Si sedette sul divano, stringendo il gatto, e fissò il marito.
— E allora?
— Cioè? — Massimo chinò la testa. — Mi butto dalla finestra subito o aspetto?
— Congratulazioni, cretino — sospirò Giulia. — È la Festa della Donna.
Massimo si illuminò, corse in camera e tornò nascondendo qualcosa dietro la schiena. In ginocchio, iniziò solenne:
— Giulia, luce dei miei occhi. Trent’anni insieme, e sei sempre la stessa—bellissima, forte, paziente. Sei la migliore moglie, madre, nonna. Buona Festa della Donna! Che tu possa splendere sempre come oggi.
Le porse una scatolina con un anello d’oro e un mazzo di rose—sgualcite, malconce, ma ancora vive.
— I fiori erano stupendi, davvero — aggiunse imbarazzato. — Ma il gatto… non li ha risparmiati. Non arrabbiarti, Giuli. Volevo sorprenderti.
Giulia gli strinse la testa alle ginocchia, annusando il profumo delle rose—resisteva nonostante tutto.
— E ci sei riuscito, disastro mio. Basta sperimentare, eh? I fiori bastano. Un’altra festa così e la casa crollerà. I vicini hanno già pronta la strega.

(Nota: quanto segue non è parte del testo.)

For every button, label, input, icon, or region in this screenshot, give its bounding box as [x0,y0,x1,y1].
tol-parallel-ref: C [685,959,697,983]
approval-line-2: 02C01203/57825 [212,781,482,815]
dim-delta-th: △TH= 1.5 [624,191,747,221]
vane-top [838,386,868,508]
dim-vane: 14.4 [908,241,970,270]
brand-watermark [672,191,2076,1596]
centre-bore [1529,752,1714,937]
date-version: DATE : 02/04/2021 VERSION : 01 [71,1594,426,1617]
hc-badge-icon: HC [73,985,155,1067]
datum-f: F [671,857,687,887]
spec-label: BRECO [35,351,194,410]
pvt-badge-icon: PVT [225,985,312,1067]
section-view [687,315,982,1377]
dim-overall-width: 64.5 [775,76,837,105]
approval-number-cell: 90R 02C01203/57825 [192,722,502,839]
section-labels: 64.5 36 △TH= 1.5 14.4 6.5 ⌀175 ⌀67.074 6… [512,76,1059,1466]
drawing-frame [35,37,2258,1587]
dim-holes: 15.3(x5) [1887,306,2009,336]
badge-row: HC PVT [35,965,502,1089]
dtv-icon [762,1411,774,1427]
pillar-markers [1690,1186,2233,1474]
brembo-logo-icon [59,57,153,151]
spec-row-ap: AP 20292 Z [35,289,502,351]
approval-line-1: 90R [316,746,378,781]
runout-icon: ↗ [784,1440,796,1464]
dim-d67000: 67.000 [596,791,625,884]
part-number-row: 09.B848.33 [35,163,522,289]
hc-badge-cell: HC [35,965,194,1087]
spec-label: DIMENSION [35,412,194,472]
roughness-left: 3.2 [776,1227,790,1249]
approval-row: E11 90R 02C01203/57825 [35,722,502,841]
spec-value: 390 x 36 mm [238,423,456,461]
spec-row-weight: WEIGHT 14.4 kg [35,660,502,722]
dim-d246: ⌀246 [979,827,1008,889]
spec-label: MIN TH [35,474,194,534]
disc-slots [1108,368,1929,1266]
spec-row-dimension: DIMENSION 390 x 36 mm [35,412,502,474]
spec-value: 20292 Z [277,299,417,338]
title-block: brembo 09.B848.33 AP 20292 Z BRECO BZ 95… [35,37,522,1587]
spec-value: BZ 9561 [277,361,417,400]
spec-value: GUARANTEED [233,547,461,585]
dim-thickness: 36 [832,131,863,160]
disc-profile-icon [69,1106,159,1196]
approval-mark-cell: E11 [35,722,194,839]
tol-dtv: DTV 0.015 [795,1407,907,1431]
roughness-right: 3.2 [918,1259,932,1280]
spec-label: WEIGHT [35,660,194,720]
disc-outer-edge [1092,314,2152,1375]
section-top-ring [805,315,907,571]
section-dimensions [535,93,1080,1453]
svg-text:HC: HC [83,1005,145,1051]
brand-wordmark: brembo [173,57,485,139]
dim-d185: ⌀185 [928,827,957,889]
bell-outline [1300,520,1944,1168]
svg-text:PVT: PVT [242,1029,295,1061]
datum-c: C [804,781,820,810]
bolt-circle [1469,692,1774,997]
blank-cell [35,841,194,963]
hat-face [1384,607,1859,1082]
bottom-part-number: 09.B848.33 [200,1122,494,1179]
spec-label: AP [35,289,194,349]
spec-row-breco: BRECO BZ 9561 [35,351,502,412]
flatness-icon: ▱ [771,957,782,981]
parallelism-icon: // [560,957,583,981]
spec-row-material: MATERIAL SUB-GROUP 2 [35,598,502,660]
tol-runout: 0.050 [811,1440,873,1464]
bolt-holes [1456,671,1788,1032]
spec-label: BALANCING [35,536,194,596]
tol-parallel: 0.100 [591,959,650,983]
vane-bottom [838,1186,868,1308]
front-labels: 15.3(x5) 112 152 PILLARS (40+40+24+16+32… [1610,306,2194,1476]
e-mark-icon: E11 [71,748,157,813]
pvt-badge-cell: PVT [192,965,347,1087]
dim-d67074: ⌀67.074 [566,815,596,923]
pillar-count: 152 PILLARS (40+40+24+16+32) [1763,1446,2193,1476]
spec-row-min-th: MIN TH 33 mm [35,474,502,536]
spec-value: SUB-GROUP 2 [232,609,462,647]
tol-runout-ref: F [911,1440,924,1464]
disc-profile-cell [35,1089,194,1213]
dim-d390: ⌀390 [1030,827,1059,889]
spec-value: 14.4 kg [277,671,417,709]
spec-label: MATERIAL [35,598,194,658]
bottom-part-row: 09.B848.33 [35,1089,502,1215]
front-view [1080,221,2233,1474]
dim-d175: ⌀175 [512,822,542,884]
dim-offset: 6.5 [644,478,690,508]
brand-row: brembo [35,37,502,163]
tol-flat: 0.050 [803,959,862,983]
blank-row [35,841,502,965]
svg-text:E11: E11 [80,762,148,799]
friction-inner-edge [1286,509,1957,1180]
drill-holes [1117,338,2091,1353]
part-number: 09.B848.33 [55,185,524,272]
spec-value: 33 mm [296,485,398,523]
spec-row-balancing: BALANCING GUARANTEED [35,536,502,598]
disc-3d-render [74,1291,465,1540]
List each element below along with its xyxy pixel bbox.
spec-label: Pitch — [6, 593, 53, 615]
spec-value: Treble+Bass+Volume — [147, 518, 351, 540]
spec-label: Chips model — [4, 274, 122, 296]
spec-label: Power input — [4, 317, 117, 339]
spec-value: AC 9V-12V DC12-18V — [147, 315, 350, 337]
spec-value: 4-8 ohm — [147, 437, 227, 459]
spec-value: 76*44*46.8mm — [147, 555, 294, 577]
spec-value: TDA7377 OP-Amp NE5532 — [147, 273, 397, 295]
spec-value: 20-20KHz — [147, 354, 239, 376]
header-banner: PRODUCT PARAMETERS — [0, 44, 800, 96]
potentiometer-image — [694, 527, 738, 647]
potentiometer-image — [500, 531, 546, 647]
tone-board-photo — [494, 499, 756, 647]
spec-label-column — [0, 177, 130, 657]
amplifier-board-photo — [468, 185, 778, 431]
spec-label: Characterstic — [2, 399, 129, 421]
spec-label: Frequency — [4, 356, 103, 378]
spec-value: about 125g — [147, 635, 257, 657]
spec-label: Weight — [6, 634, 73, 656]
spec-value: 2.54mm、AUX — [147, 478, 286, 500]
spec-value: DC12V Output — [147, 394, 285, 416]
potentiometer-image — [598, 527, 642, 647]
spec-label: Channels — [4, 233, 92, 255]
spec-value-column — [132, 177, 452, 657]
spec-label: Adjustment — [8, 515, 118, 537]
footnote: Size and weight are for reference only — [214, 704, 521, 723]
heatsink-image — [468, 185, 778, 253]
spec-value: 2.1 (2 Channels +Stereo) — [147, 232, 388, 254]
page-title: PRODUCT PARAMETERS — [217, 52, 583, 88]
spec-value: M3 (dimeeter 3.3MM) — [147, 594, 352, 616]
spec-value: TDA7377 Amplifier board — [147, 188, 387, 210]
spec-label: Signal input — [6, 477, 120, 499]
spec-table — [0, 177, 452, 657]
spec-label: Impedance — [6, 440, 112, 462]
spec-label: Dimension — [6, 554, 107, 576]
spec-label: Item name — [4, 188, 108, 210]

E chissà, anche lei avrà un marito pieno di sorprese.
Insieme al gatto e a Massimo, si misero a salvare l’appartamento, a placare i vicini e a riparare i danni della “festa”. Giulia, temprata da anni alla guida dell’azienda, sapeva una cosa: l’importante era che il marito e il gatto fossero vivi. Il resto? Dettagli.